34. Достоин памяти и эпизод, заключающей благодеяние, оказанное значительному лицу, имеющий отношение не к члену курии, но к тому, кто по происхождению принадлежал городу, множество раз выступал в процессах, отцу многих речей, составленных прекрасно, при отправлении должностей проявившему себя лучше отца в отношении подчиненных, и первых по значению, и вторых, и третьих. Против него клеветник пустил стрелу, из тех стрел, какие свойственны такому ремеслу, и молчание было названо недобросовестной речью.

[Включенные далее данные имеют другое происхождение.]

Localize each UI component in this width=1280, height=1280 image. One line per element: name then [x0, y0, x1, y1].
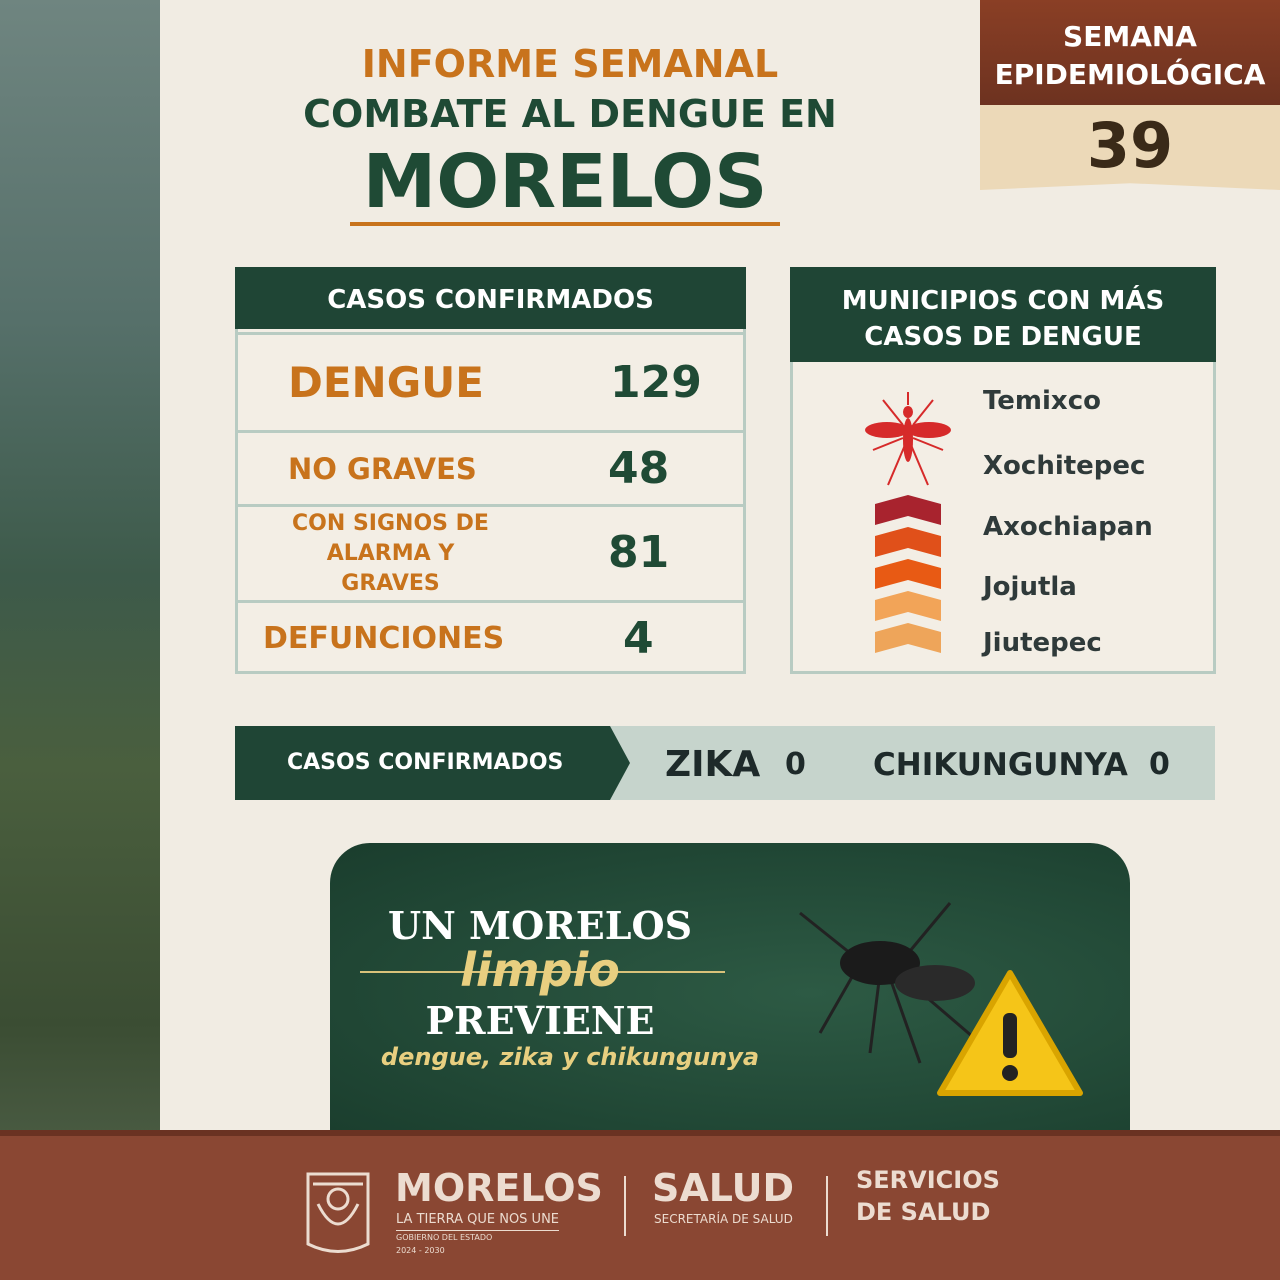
footer-services: DE SALUD	[856, 1198, 991, 1226]
chikungunya-label: CHIKUNGUNYA	[873, 747, 1128, 783]
municipalities-title: CASOS DE DENGUE	[864, 322, 1142, 352]
week-label: SEMANA	[1063, 20, 1197, 53]
rank-chevron	[875, 559, 941, 589]
title-line2: COMBATE AL DENGUE EN	[303, 92, 837, 136]
government-seal-logo	[306, 1172, 370, 1253]
week-badge: SEMANA EPIDEMIOLÓGICA 39	[980, 0, 1280, 190]
chikungunya-value: 0	[1149, 747, 1170, 782]
table-row: DEFUNCIONES 4	[238, 600, 743, 674]
footer-slogan: LA TIERRA QUE NOS UNE	[396, 1212, 560, 1231]
rank-chevron	[875, 591, 941, 621]
title-morelos: MORELOS	[350, 142, 780, 226]
row-value: 4	[623, 613, 654, 664]
confirmed-cases-title: CASOS CONFIRMADOS	[235, 267, 746, 329]
rank-chevron	[875, 527, 941, 557]
confirmed-cases-table: CASOS CONFIRMADOS DENGUE 129 NO GRAVES 4…	[235, 267, 746, 674]
mosquito-photo-icon	[799, 902, 981, 1064]
week-number: 39	[980, 105, 1280, 190]
other-diseases-bar: CASOS CONFIRMADOS ZIKA 0 CHIKUNGUNYA 0	[235, 726, 1215, 800]
banner-line2: limpio	[460, 943, 620, 997]
mosquito-icon	[865, 392, 951, 486]
row-value: 48	[608, 443, 670, 494]
table-row: NO GRAVES 48	[238, 430, 743, 504]
footer-gov: GOBIERNO DEL ESTADO	[396, 1233, 493, 1242]
row-label: DENGUE	[288, 358, 484, 407]
footer-salud-sub: SECRETARÍA DE SALUD	[654, 1212, 793, 1226]
warning-icon	[937, 970, 1083, 1096]
row-value: 129	[610, 357, 702, 408]
municipality-item: Axochiapan	[983, 512, 1153, 542]
municipality-item: Temixco	[983, 386, 1101, 416]
table-row: DENGUE 129	[238, 332, 743, 430]
background-photo-strip	[0, 0, 160, 1280]
footer-brand: MORELOS	[395, 1166, 603, 1210]
rank-chevron	[875, 495, 941, 525]
banner-line3: PREVIENE	[425, 998, 655, 1043]
municipalities-title: MUNICIPIOS CON MÁS	[841, 286, 1165, 316]
row-label: NO GRAVES	[288, 451, 477, 486]
municipalities-panel: MUNICIPIOS CON MÁS CASOS DE DENGUE Temix…	[790, 267, 1216, 674]
municipality-item: Jiutepec	[983, 628, 1102, 658]
title-line1: INFORME SEMANAL	[361, 42, 779, 86]
rank-chevron	[875, 623, 941, 653]
zika-label: ZIKA	[665, 744, 761, 785]
footer-salud: SALUD	[652, 1166, 795, 1210]
row-label: DEFUNCIONES	[263, 621, 505, 656]
row-value: 81	[608, 527, 670, 578]
zika-value: 0	[785, 747, 806, 782]
row-label: CON SIGNOS DE	[292, 510, 489, 536]
municipality-item: Jojutla	[983, 572, 1077, 602]
row-label: ALARMA Y GRAVES	[326, 540, 455, 596]
municipality-item: Xochitepec	[983, 451, 1146, 481]
week-label: EPIDEMIOLÓGICA	[994, 58, 1266, 91]
footer: MORELOS LA TIERRA QUE NOS UNE GOBIERNO D…	[0, 1130, 1280, 1280]
table-row: CON SIGNOS DE ALARMA Y GRAVES 81	[238, 504, 743, 600]
banner-line1: UN MORELOS	[387, 903, 693, 948]
banner-line4: dengue, zika y chikungunya	[380, 1043, 760, 1071]
prevention-banner: UN MORELOS limpio PREVIENE dengue, zika …	[330, 843, 1130, 1143]
other-confirmed-label: CASOS CONFIRMADOS	[235, 726, 630, 800]
footer-services: SERVICIOS	[856, 1166, 1000, 1194]
footer-years: 2024 - 2030	[396, 1246, 445, 1255]
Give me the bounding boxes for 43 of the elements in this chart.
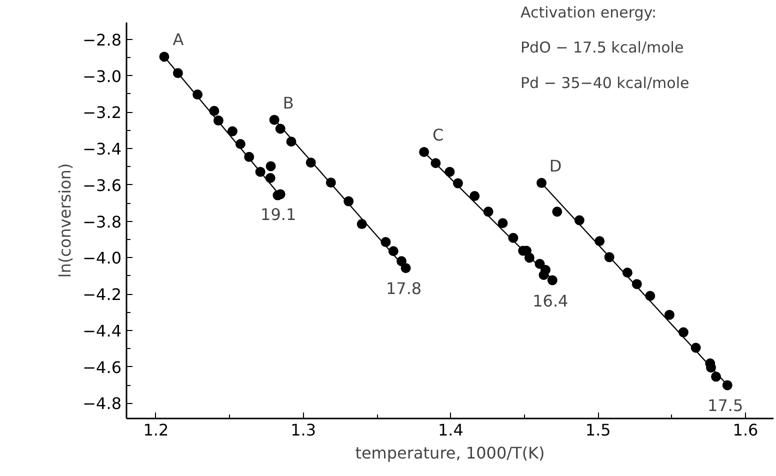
x-tick-label: 1.2 (143, 420, 169, 440)
point (159, 52, 170, 62)
y-tick-label: −2.8 (82, 30, 122, 50)
annotation: B (282, 93, 294, 112)
point (547, 275, 558, 286)
y-tick-label: −3.8 (82, 212, 122, 232)
y-tick-label: −3.2 (82, 103, 122, 122)
annotation: A (172, 30, 184, 50)
text: Activation energy: (520, 4, 657, 22)
point (269, 114, 280, 125)
point (227, 126, 238, 136)
y-tick-label: −3.4 (82, 140, 122, 159)
point (664, 310, 674, 320)
y-tick-label: −4.8 (82, 394, 122, 414)
point (722, 380, 732, 390)
y-tick-label: −4.2 (82, 285, 122, 304)
point (536, 178, 547, 188)
point (498, 218, 508, 228)
y-axis-title: ln(conversion) (56, 163, 75, 278)
annotation: PdO − 17.5 kcal/mole (520, 38, 684, 56)
annotation: 17.8 (386, 279, 422, 298)
y-tick-label: −4.4 (82, 321, 122, 340)
point (266, 161, 276, 172)
x-tick-label: 1.4 (438, 420, 464, 440)
annotation: 19.1 (260, 205, 296, 224)
annotation: 16.4 (532, 291, 568, 310)
y-tick-label: −3.6 (82, 176, 122, 195)
point (419, 147, 430, 158)
annotation: D (549, 156, 562, 176)
annotation: Pd − 35−40 kcal/mole (520, 74, 690, 92)
annotation: C (432, 126, 444, 145)
x-tick-label: 1.3 (290, 420, 316, 440)
y-tick-label: −4.0 (82, 248, 122, 268)
y-tick-label: −3.0 (82, 66, 122, 86)
point (400, 263, 411, 274)
x-axis-title: temperature, 1000/T(K) (355, 444, 545, 462)
x-tick-label: 1.5 (585, 420, 611, 440)
point (470, 191, 480, 202)
x-tick-label: 1.6 (732, 420, 758, 440)
y-tick-label: −4.6 (82, 358, 122, 377)
point (552, 206, 562, 217)
point (444, 166, 455, 177)
annotation: 17.5 (708, 396, 744, 416)
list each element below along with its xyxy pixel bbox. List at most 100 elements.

35. Но тут этот человек, ненавистник несправедливости, выступил против клеветника, противопоставил лжи истину, порочности добродетель, злобе честность, и, что было справедливо, то и одержало верх, справедливое. А он поздравлял оправданного, город и себя, первого с оправданием, город с тем, что не лишился он такого гражданина, способствовавшего его славе, себя же с тем, что исхитил этого человека от беды, подобно тому, как Афина Геракла от Стикса.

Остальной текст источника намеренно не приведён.